Loosely speaking, bridges let you use cryptocurrencies or tokens on blockchains to which they are not native. (This involves something called ‘wrapping’. More on this in ‘What Is Tokenised BTC On Ethereum?’.)
The designs and security of bridges vary greatly. Centralised bridges depend on a trusted party or parties, whereas trustless bridges depend on code to execute cross-chain transfers.
How Do Blockchain Bridges Work?
If you own ETH on Ethereum and want to use it on the Polygon network, for example, you must send it across via a bridge.
A bridge automates this procedure and guarantees the ‘locking’ and ‘unlocking’ of tokens on either side of the bridge. The bridging process essentially ‘locks’ the ETH on the native Ethereum network via a smart contract or trusted network participant. Another smart contract then ‘mints’ an equal number of ETH represented on Polygon.
As a 1-to-1 bridge, only one or the other can be unlocked. Since smart contracts are automating these transfers, a double spend is highly unlikely to occur. One way that bridges make sure of this is to use ‘checkpoints’ or other labels for milestones. For example, waiting at least 10 confirmations for the initial deposit of ETH into the blockchain bridge smart contract ensures that the ‘minting’ smart contract can proceed safely.
Because of this, bridging solutions can take several minutes to hours in order to fully process a request. (See this blog post if you’re interested in reading more about blockchain bridges.)
Whilst blockchain bridges connect two completely different blockchains, sidechain bridges connect a ‘parent’ or ‘main’ blockchain (e.g. Ethereum or Bitcoin) with its ‘child’ or ‘side’ chain. Ronin and xDai are examples of sidechains. Each of them are maintained by a set of validators and periodically reference the Ethereum blockchain.
Most Widely Used Bridge Solutions
Bitcoin and Ethereum are layer-1 (L1) blockchains. People usually want to represent these in layer-2 (L2) blockchains or sidechains. Whilst many L1↔L2 bridges exist, there few L2↔L2 bridging solutions. This will become possible as bridging technologies advance.
How to set up a custom RPC
MetaMask is a widely used wallet that has bridging capabilities as it allows users to add custom Remote Procedure Call (RPC) networks that open access to L2 blockchains. (See this Daily Post by Nathan for more on setting up custom RPCs on MetaMask.)
Portal is a token bridge that offers unlimited transfers across chains for tokens and NFTs wrapped by Wormhole. You can use the popular Phantom wallet to bridge with Portal. Below is a demo on how to do this.
Polygon provides 2 separate ways for moving assets from Ethereum and Polygon: the plasma bridge or proof-of-stake (PoS) bridge.
Plasma bridge provides increased security guarantees due to the plasma exit mechanism.

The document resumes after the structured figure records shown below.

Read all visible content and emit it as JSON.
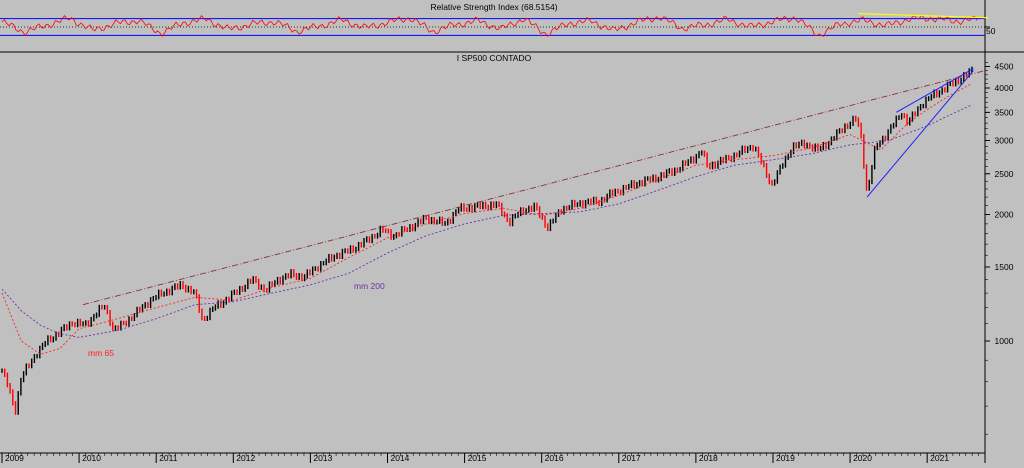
{
  "rsi_panel": {
    "title": "Relative Strength Index (68.5154)",
    "tick_labels": [
      "50"
    ]
  },
  "price_panel": {
    "title": "I SP500 CONTADO",
    "y_tick_labels": [
      "4500",
      "4000",
      "3500",
      "3000",
      "2500",
      "2000",
      "1500",
      "1000"
    ],
    "annotations": [
      "mm 200",
      "mm 65"
    ]
  },
  "x_tick_labels": [
    "2009",
    "2010",
    "2011",
    "2012",
    "2013",
    "2014",
    "2015",
    "2016",
    "2017",
    "2018",
    "2019",
    "2020",
    "2021"
  ],
  "colors": {
    "background": "#c0c0c0",
    "price_up": "#000000",
    "price_down": "#ff0000",
    "rsi_line": "#ff0000",
    "rsi_bands": "#0000ff",
    "rsi_trendline": "#ffff00",
    "channel_line": "#8b3030",
    "ma65": "#ff2020",
    "ma200": "#7030a0",
    "wedge": "#2020ff"
  },
  "chart_data": [
    {
      "type": "line",
      "title": "Relative Strength Index (68.5154)",
      "current_value": 68.5154,
      "y_ticks": [
        50
      ],
      "bands": [
        30,
        70
      ],
      "series": [
        {
          "values": [
            62,
            38,
            55,
            71,
            42,
            58,
            66,
            35,
            60,
            69,
            44,
            57,
            63,
            40,
            52,
            67,
            48,
            61,
            72,
            39,
            56,
            65,
            45,
            70,
            33,
            59,
            64,
            41,
            62,
            74,
            47,
            55,
            68,
            50,
            63,
            73,
            30,
            58,
            66,
            53,
            69,
            71,
            64,
            68
          ]
        }
      ]
    },
    {
      "type": "line",
      "title": "I SP500 CONTADO",
      "y_scale": "log",
      "y_ticks": [
        4500,
        4000,
        3500,
        3000,
        2500,
        2000,
        1500,
        1000
      ],
      "ylim": [
        640,
        4600
      ],
      "x_ticks": [
        "2009",
        "2010",
        "2011",
        "2012",
        "2013",
        "2014",
        "2015",
        "2016",
        "2017",
        "2018",
        "2019",
        "2020",
        "2021"
      ],
      "series": [
        {
          "values": [
            [
              2009.0,
              850
            ],
            [
              2009.08,
              780
            ],
            [
              2009.17,
              680
            ],
            [
              2009.25,
              820
            ],
            [
              2009.42,
              920
            ],
            [
              2009.58,
              1000
            ],
            [
              2009.75,
              1050
            ],
            [
              2009.92,
              1110
            ],
            [
              2010.08,
              1090
            ],
            [
              2010.25,
              1180
            ],
            [
              2010.33,
              1210
            ],
            [
              2010.45,
              1060
            ],
            [
              2010.58,
              1100
            ],
            [
              2010.75,
              1170
            ],
            [
              2010.92,
              1250
            ],
            [
              2011.08,
              1300
            ],
            [
              2011.33,
              1360
            ],
            [
              2011.5,
              1300
            ],
            [
              2011.6,
              1120
            ],
            [
              2011.75,
              1200
            ],
            [
              2011.92,
              1260
            ],
            [
              2012.25,
              1400
            ],
            [
              2012.42,
              1320
            ],
            [
              2012.58,
              1400
            ],
            [
              2012.75,
              1440
            ],
            [
              2012.92,
              1420
            ],
            [
              2013.08,
              1500
            ],
            [
              2013.33,
              1600
            ],
            [
              2013.5,
              1640
            ],
            [
              2013.75,
              1740
            ],
            [
              2013.92,
              1840
            ],
            [
              2014.08,
              1780
            ],
            [
              2014.33,
              1880
            ],
            [
              2014.5,
              1960
            ],
            [
              2014.75,
              1900
            ],
            [
              2014.92,
              2060
            ],
            [
              2015.25,
              2100
            ],
            [
              2015.42,
              2110
            ],
            [
              2015.58,
              1920
            ],
            [
              2015.75,
              2050
            ],
            [
              2015.92,
              2080
            ],
            [
              2016.08,
              1860
            ],
            [
              2016.25,
              2060
            ],
            [
              2016.5,
              2130
            ],
            [
              2016.75,
              2150
            ],
            [
              2016.92,
              2250
            ],
            [
              2017.25,
              2380
            ],
            [
              2017.5,
              2450
            ],
            [
              2017.75,
              2560
            ],
            [
              2017.92,
              2680
            ],
            [
              2018.08,
              2830
            ],
            [
              2018.15,
              2600
            ],
            [
              2018.42,
              2720
            ],
            [
              2018.75,
              2920
            ],
            [
              2018.98,
              2350
            ],
            [
              2019.25,
              2900
            ],
            [
              2019.42,
              2950
            ],
            [
              2019.58,
              2850
            ],
            [
              2019.75,
              3000
            ],
            [
              2019.92,
              3230
            ],
            [
              2020.08,
              3380
            ],
            [
              2020.14,
              3100
            ],
            [
              2020.22,
              2240
            ],
            [
              2020.33,
              2900
            ],
            [
              2020.5,
              3150
            ],
            [
              2020.67,
              3500
            ],
            [
              2020.75,
              3300
            ],
            [
              2020.92,
              3650
            ],
            [
              2021.08,
              3850
            ],
            [
              2021.25,
              4020
            ],
            [
              2021.42,
              4200
            ],
            [
              2021.58,
              4400
            ]
          ]
        },
        {
          "name": "mm 65",
          "values": [
            [
              2009.0,
              1300
            ],
            [
              2009.25,
              1000
            ],
            [
              2009.5,
              930
            ],
            [
              2009.75,
              960
            ],
            [
              2010.0,
              1070
            ],
            [
              2010.5,
              1130
            ],
            [
              2011.0,
              1200
            ],
            [
              2011.5,
              1270
            ],
            [
              2012.0,
              1250
            ],
            [
              2012.5,
              1340
            ],
            [
              2013.0,
              1410
            ],
            [
              2013.5,
              1580
            ],
            [
              2014.0,
              1760
            ],
            [
              2014.5,
              1900
            ],
            [
              2015.0,
              2010
            ],
            [
              2015.5,
              2070
            ],
            [
              2016.0,
              1990
            ],
            [
              2016.5,
              2070
            ],
            [
              2017.0,
              2220
            ],
            [
              2017.5,
              2420
            ],
            [
              2018.0,
              2620
            ],
            [
              2018.5,
              2700
            ],
            [
              2019.0,
              2760
            ],
            [
              2019.5,
              2880
            ],
            [
              2020.0,
              3100
            ],
            [
              2020.4,
              2850
            ],
            [
              2020.75,
              3300
            ],
            [
              2021.0,
              3550
            ],
            [
              2021.25,
              3800
            ],
            [
              2021.58,
              4100
            ]
          ]
        },
        {
          "name": "mm 200",
          "values": [
            [
              2009.0,
              1330
            ],
            [
              2009.25,
              1180
            ],
            [
              2009.5,
              1090
            ],
            [
              2009.75,
              1040
            ],
            [
              2010.0,
              1020
            ],
            [
              2010.5,
              1060
            ],
            [
              2011.0,
              1130
            ],
            [
              2011.5,
              1220
            ],
            [
              2012.0,
              1240
            ],
            [
              2012.5,
              1300
            ],
            [
              2013.0,
              1360
            ],
            [
              2013.5,
              1450
            ],
            [
              2014.0,
              1620
            ],
            [
              2014.5,
              1780
            ],
            [
              2015.0,
              1900
            ],
            [
              2015.5,
              1990
            ],
            [
              2016.0,
              2010
            ],
            [
              2016.5,
              2030
            ],
            [
              2017.0,
              2120
            ],
            [
              2017.5,
              2280
            ],
            [
              2018.0,
              2460
            ],
            [
              2018.5,
              2620
            ],
            [
              2019.0,
              2700
            ],
            [
              2019.5,
              2790
            ],
            [
              2020.0,
              2930
            ],
            [
              2020.5,
              3000
            ],
            [
              2021.0,
              3250
            ],
            [
              2021.25,
              3420
            ],
            [
              2021.58,
              3650
            ]
          ]
        }
      ]
    }
  ]
}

However, there is a 7-day withdrawal period on all exits which is caused by certain restrictions in the plasma architecture.
The PoS bridge is secured by a robust set of validators who are elected by MATIC token holders and are granted the authority to stake their Ethereum in order to be a validator. These validators are punished harshly if they act in a non-secure manner or risk the bridge’s integrity.
Polygon Web Wallet v2 is the most commonly used solution for bridging to Polygon.
Bridge Solutions for Other Blockchains
Binance Bridge is a bridge service providing access to inter-blockchain liquidity for Binance Chain and BSC dApps. The withdrawal options with Binance allow you to withdraw compatible cryptocurrencies to Ethereum or BSC networks. There is also a dedicated bridging website for non-Binance users to use.
The Avalanche–Ethereum Bridge (AEB) connects directly to your MetaMask wallet for easy transfers of Avalanche and Ethereum assets between blockchains. In order to transfer AVAX to Ethereum, AVAX must be wrapped into WAVAX—this represents AVAX 1:1 and conforms to the ERC-20 token standard.